كانَّ , çoğunlukla müşâbehet için kullanılır. Bu da haberin camid olduğu durumlardır. Bu ayette olduğu gibi bu harfi müşebbeh ve müşebbehün bih takip eder. (Fatma Serap Karamollaoğlu, Kur'an Işığında Belâgat Dersleri Beyan İlmi)
اَلَّذ۪ينَ ’nin haberi olan كَاَنْ لَمْ يَغْنَوْا ف۪يهَاۚۛ cümlesinde, كانَّ ‘nin isminin hazfi, îcâz-ı hazif sanatıdır. Haberinin menfi muzari fiil sıygasında gelmesi, hükmü takviye, hudûs, teceddüt ve tecessüm ifade etmiştir.
Zeccâc, bu ifadenin manasının, "onlar orada sanki zengin olarak hiç yaşamadılar" şeklinde olduğunu; Arapça'da, insan ihtiyaçsız ve zengin olduğu zaman "Adam, müstağni oldu" denildiğini söylemiştir. Bu kelime, fakirliğin zıddı olan "ğinâ" masdarından alınmıştır.

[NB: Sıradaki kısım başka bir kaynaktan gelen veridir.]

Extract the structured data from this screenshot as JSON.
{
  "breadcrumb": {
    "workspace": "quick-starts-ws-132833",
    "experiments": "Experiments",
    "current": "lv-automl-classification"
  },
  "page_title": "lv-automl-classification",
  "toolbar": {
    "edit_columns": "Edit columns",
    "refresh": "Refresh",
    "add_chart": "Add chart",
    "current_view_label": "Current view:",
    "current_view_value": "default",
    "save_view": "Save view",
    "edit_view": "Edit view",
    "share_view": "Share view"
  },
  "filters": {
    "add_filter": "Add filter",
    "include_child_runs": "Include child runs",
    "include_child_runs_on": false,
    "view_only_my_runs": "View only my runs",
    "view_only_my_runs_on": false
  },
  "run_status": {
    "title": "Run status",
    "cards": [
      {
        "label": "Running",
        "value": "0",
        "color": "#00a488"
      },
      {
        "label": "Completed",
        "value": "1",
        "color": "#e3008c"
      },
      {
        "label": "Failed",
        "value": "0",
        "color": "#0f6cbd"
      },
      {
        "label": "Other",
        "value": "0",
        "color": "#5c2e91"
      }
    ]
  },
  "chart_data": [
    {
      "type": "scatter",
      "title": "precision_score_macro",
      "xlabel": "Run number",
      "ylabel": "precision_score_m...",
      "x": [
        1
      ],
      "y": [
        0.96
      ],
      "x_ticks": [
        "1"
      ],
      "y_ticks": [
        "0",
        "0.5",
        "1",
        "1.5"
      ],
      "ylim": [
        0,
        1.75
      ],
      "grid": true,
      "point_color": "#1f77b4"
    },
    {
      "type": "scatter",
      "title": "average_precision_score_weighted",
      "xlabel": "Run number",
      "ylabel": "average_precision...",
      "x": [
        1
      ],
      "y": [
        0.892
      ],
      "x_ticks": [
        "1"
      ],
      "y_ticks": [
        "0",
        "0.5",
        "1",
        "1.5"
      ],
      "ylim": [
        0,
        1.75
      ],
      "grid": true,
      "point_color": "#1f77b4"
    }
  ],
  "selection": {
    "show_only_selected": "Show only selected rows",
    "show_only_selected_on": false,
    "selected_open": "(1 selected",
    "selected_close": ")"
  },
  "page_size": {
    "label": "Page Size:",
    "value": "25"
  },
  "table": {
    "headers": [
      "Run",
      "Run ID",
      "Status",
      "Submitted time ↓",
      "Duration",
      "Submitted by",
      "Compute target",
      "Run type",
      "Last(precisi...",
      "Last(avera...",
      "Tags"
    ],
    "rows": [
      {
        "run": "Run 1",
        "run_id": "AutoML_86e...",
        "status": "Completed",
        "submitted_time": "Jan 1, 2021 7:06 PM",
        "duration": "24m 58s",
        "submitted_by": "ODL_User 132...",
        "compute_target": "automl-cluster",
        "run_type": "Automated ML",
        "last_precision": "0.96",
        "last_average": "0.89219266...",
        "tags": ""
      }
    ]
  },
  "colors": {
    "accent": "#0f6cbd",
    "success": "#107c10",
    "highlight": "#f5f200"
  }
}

Cenâb-ı Hakk'ın, "Şuayb'ı yalanlayanlar, sanki (yurtlarında) hiç oturmamış gibi oldular" beyanı, bu azabın sadece bu yalanlayıcı kavme has olduğuna delalet eder. Bu, Şuayb (as) hakkında, büyük bir mu'cizeye delalet eder. Çünkü gökten inen azab, aynı beldede olduktan halde, şu topluluğun başına değil de ötekinin başına gelirse, bu en büyük mucizelerden birisi olur. (Fahreddin er-Râzî)
اَلَّذ۪ينَ كَذَّبُوا شُعَيْباً كَانُوا هُمُ الْخَاسِر۪ينَ
Önceki cümleyi tekid mahiyetinde gelen bu istînâf cümlesinde fasıl sebebi kemâl-i ittsâldir. Faide-i haber ibtidaî kelam olan isim cümlesidir.
Mübteda olan اَلَّذ۪ينَ ’nin sılası كَذَّبُوا شُعَيْباً , müspet mazi fiil sıygasında faide-i haber ibtidaî kelamdır. كَان ’nin dahil olduğu isim cümlesi, haberidir.
Her iki cümlede de müsnedün ileyhin aynı kişileri işaret eden ism-i mevsûlle marife olması onların bilinen kişiler olduğunu belirtmesi yanında tahkir ifade eder. İsm-i mevsûlde müphem yapısı nedeniyle tevcih sanatı vardır.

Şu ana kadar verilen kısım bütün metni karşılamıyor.